Table 2. Parameters of filters. PF: passive filtering; IF: inductive filtering; L: inductance; C: capacitance.

Filtering Method	Parameters	5th	7th	11th	13th
PF	L (mH)	26.562	13.263	5.305	3.789
	C (μF)	15.279	15.591	15.784	15.821
IF	L (mH)	32.096	16.048	6.419	4.5852
	C (μF)	12.627	12.885	13.045	13.075

gives the parameters of four sets of passive filters by comparing the PF method with the IF method. The capacity of each designed passive filter based on both the PF method with the IF method is rated at 200 Var and 50 Var, respectively.

4.2. Simulation Analysis

A MATLAB/Simulink based experimental model (seen in Figure 6) is investigated for the IF method with the FW-IFT. The model incorporates the FW-IFT with associated two kinds of diode rectifier circuitry and filtering branches. Figure 8 shows the three-phase voltage and current simulation waveforms, respectively, for without filters, with the PF method, and with the IF method. Filtering performance is compared with the PF method, whose simulation data of grid currents spectra are shown in Figure 9. From Figure 8, grid currents are a non-sinusoidal waveform comprising of lots of 5th, 7th, 11th, and 13th dominant harmonics without filters, which will still exist in the grid side even if the PF method is adopted. However, there are few low-order harmonic currents at the public grid when the IF method is used. From Figure 9, the fundamental rms current amplitude values are 15.01 A, 15.05 A, and 17.87 A, and the current total harmonic distortion (THDi) are 10.51%, 5.62%, and 2.03%, respectively, on the basis of three types of filtering schemes, such as without filters, with PF and with IF. Hence, the simulation results show that the IF method obviously improves the power quality of the grid side.

4.3. Experimental Results

Figure 10 shows the three-phase voltage and current measured waveforms at the 380 V bus. Figure 11 shows the phase-A current spectra at the 380 V bus, where the fundamental rms current amplitude values are 14.06 A, 14.75 A, and 16.97 A, and THDi are 10.76%, 5.67%, and 1.63%, respectively, from the three types of filtering scheme (without filters, with PF and with IF).

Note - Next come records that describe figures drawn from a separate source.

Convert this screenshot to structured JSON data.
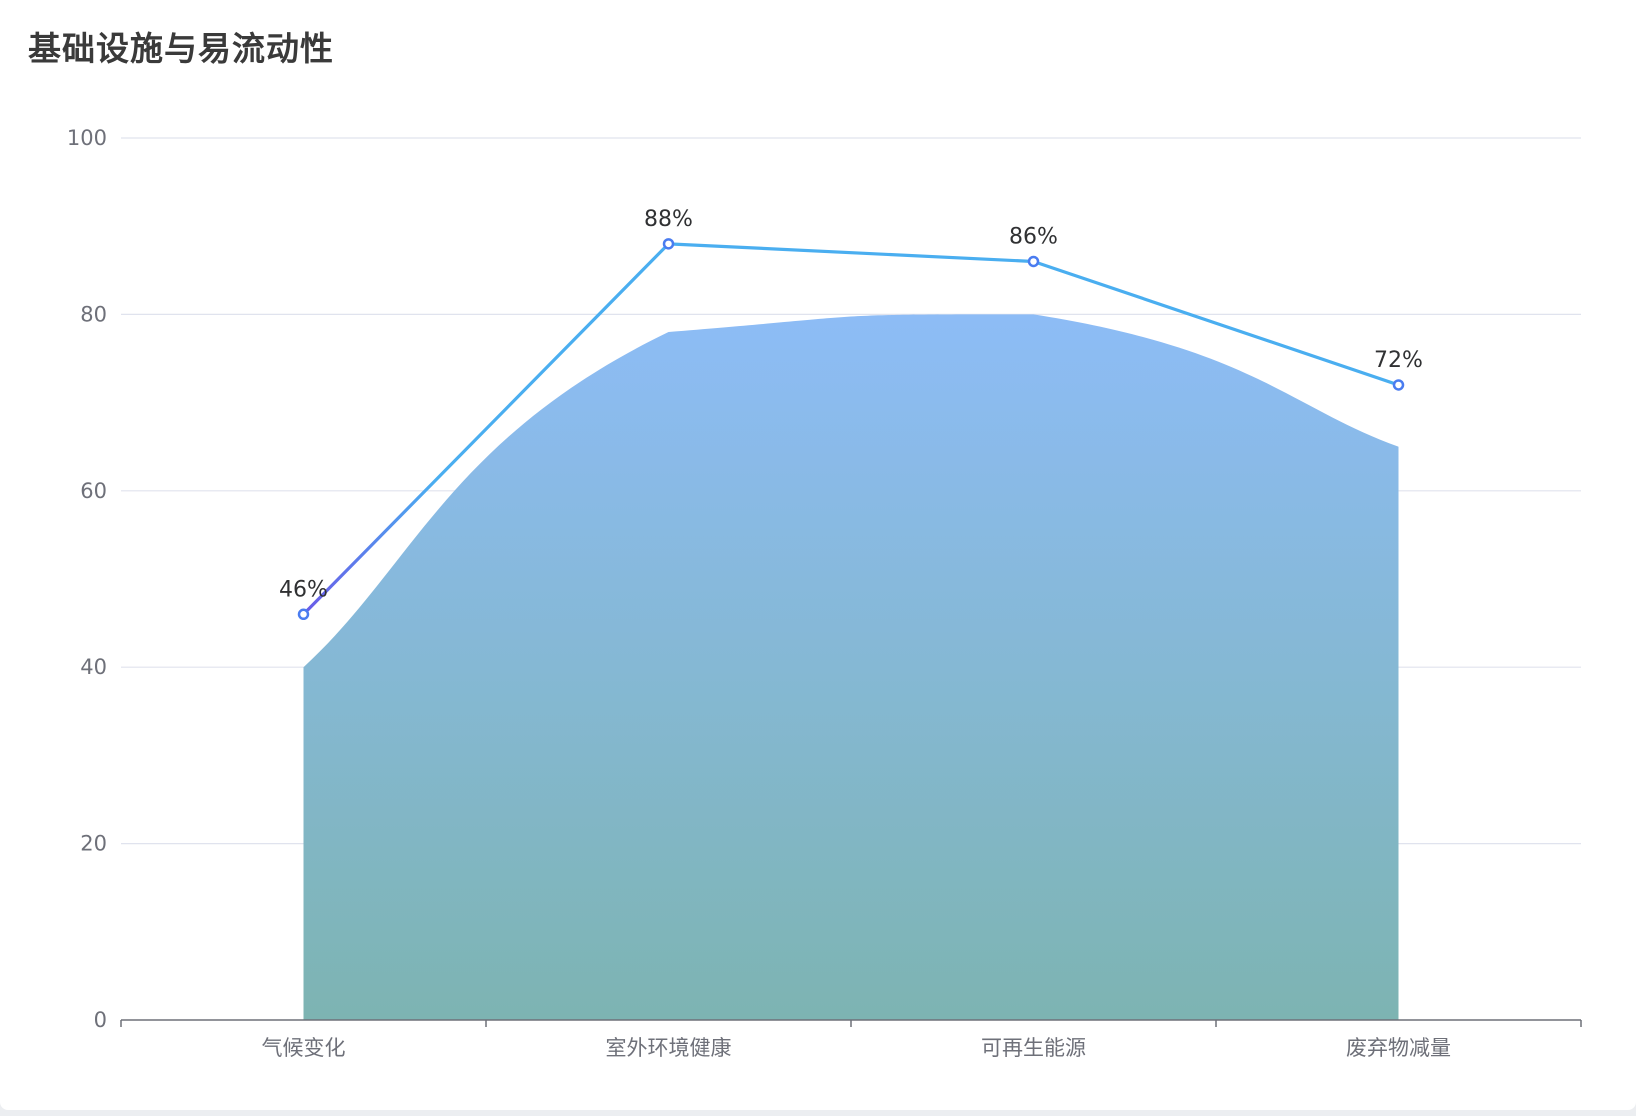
{
  "title": "基础设施与易流动性",
  "chart_data": {
    "type": "line",
    "categories": [
      "气候变化",
      "室外环境健康",
      "可再生能源",
      "废弃物减量"
    ],
    "series": [
      {
        "type": "area",
        "values": [
          40,
          78,
          80,
          65
        ],
        "color_top": "#8dbcf6",
        "color_bottom": "#7db4b2"
      },
      {
        "type": "line",
        "values": [
          46,
          88,
          86,
          72
        ],
        "labels": [
          "46%",
          "88%",
          "86%",
          "72%"
        ],
        "color": "#4aaef0",
        "color_start": "#6a5ae8",
        "marker_color": "#4a7cf0"
      }
    ],
    "y_ticks": [
      0,
      20,
      40,
      60,
      80,
      100
    ],
    "ylim": [
      0,
      100
    ],
    "grid": true,
    "legend": "none"
  }
}
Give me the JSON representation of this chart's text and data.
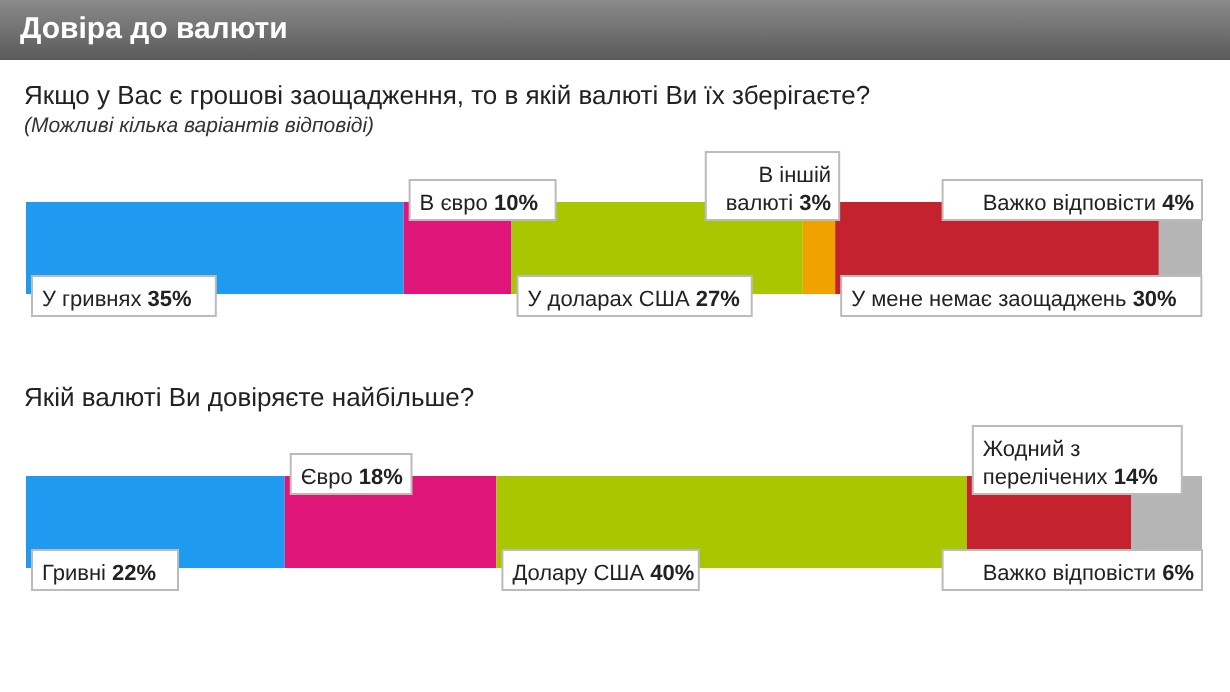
{
  "chart_data": [
    {
      "type": "bar",
      "orientation": "horizontal",
      "stacked": true,
      "title": "Довіра до валюти",
      "subtitle": "Якщо у Вас є грошові заощадження, то в якій валюті Ви їх зберігаєте?",
      "annotations": [
        "(Можливі кілька варіантів відповіді)"
      ],
      "categories": [
        null
      ],
      "series": [
        {
          "name": "У гривнях",
          "color": "#1e9bf0",
          "values": [
            35
          ],
          "value_labels": [
            "35%"
          ]
        },
        {
          "name": "В євро",
          "color": "#e0157a",
          "values": [
            10
          ],
          "value_labels": [
            "10%"
          ]
        },
        {
          "name": "У доларах США",
          "color": "#a9c700",
          "values": [
            27
          ],
          "value_labels": [
            "27%"
          ]
        },
        {
          "name": "В іншій валюті",
          "color": "#f0a300",
          "values": [
            3
          ],
          "value_labels": [
            "3%"
          ]
        },
        {
          "name": "У мене немає заощаджень",
          "color": "#c4222e",
          "values": [
            30
          ],
          "value_labels": [
            "30%"
          ]
        },
        {
          "name": "Важко відповісти",
          "color": "#b5b5b5",
          "values": [
            4
          ],
          "value_labels": [
            "4%"
          ]
        }
      ]
    },
    {
      "type": "bar",
      "orientation": "horizontal",
      "stacked": true,
      "subtitle": "Якій валюті Ви довіряєте найбільше?",
      "categories": [
        null
      ],
      "series": [
        {
          "name": "Гривні",
          "color": "#1e9bf0",
          "values": [
            22
          ],
          "value_labels": [
            "22%"
          ]
        },
        {
          "name": "Євро",
          "color": "#e0157a",
          "values": [
            18
          ],
          "value_labels": [
            "18%"
          ]
        },
        {
          "name": "Долару США",
          "color": "#a9c700",
          "values": [
            40
          ],
          "value_labels": [
            "40%"
          ]
        },
        {
          "name": "Жодний з перелічених",
          "color": "#c4222e",
          "values": [
            14
          ],
          "value_labels": [
            "14%"
          ]
        },
        {
          "name": "Важко відповісти",
          "color": "#b5b5b5",
          "values": [
            6
          ],
          "value_labels": [
            "6%"
          ]
        }
      ]
    }
  ]
}
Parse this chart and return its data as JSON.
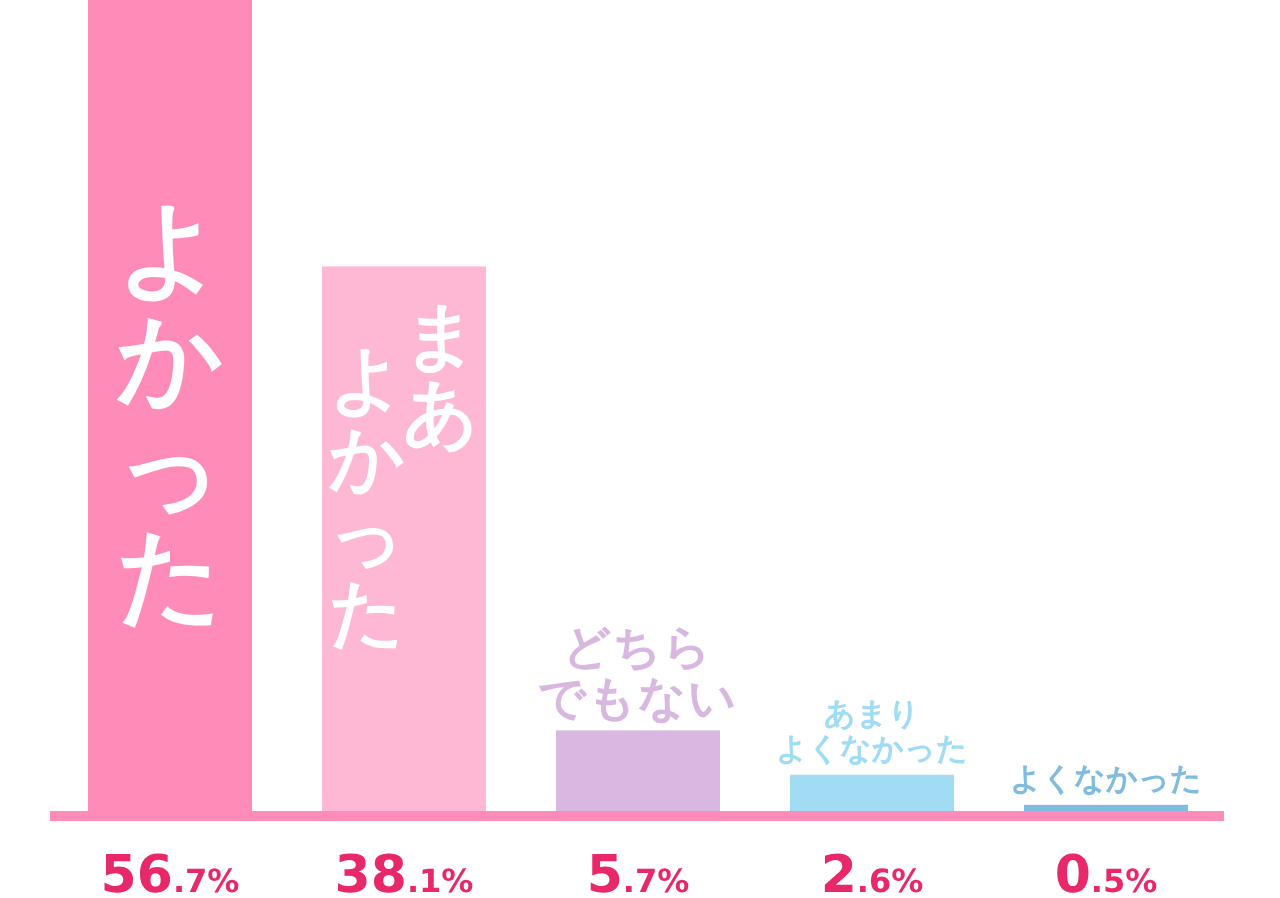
{
  "chart_data": {
    "type": "bar",
    "categories": [
      "よかった",
      "まあよかった",
      "どちらでもない",
      "あまりよくなかった",
      "よくなかった"
    ],
    "values": [
      56.7,
      38.1,
      5.7,
      2.6,
      0.5
    ],
    "colors": [
      "#ff8cb8",
      "#ffb8d4",
      "#d8b8e0",
      "#a0dcf4",
      "#80bce0"
    ],
    "value_labels": [
      "56.7%",
      "38.1%",
      "5.7%",
      "2.6%",
      "0.5%"
    ]
  }
}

By comparative analysis, it can also be seen that the IF method can greatly reduce the harmonic content in the 380 V bus and the current total harmonic distortion, which can be seen from the fast Fourier transform (FFT) results shown in Figure 11, which drops considerably from 10.76% to 1.63%. Moreover, harmonic currents of the utility grid already meet IEEE Standard 519. Thus, the IF method can not only guarantee the filtering performance on the public grid but can also effectively enhance the power quality for the distribution network supplying nonlinear loads.

5. Conclusions

In this paper, an IF method using a FW-IFT and passive filters for a HV distribution station supplying nonlinear loads has been proposed as a substitute to overcome the shortcomings of the conventional passive filtering method, and this method can comprehensively enhance power quality of the public grid. The single-phase equivalent circuit model and the basic mathematical model of the FW-IFT are established to express such an IF method, and the filtering performance has been analyzed. It was proven that the proposed IF scheme is able to compensate current harmonics simultaneously. The combination of passive filters with a FW-IFT allows for better filtering performance of the nonlinear loads at the MV and/or LV end. An IF method applied in a new HV distribution network has been confirmed to be effective with theoretical, simulation and experimental investigations.

The addition of the filtering winding to the three-winding transformer may bring slight increases, in economical cost, weight, and size, to the FW-IFT. However, the increase may be ignorable from a practical point of view. The proposed system construction is more suitable for a HV distribution network than the PF scheme.

In this paper, the major harmonic suppression of the HV distribution network is investigated in detail. The related research on the steady and transient state characteristics and protection of the FW-IFT will be reported in future.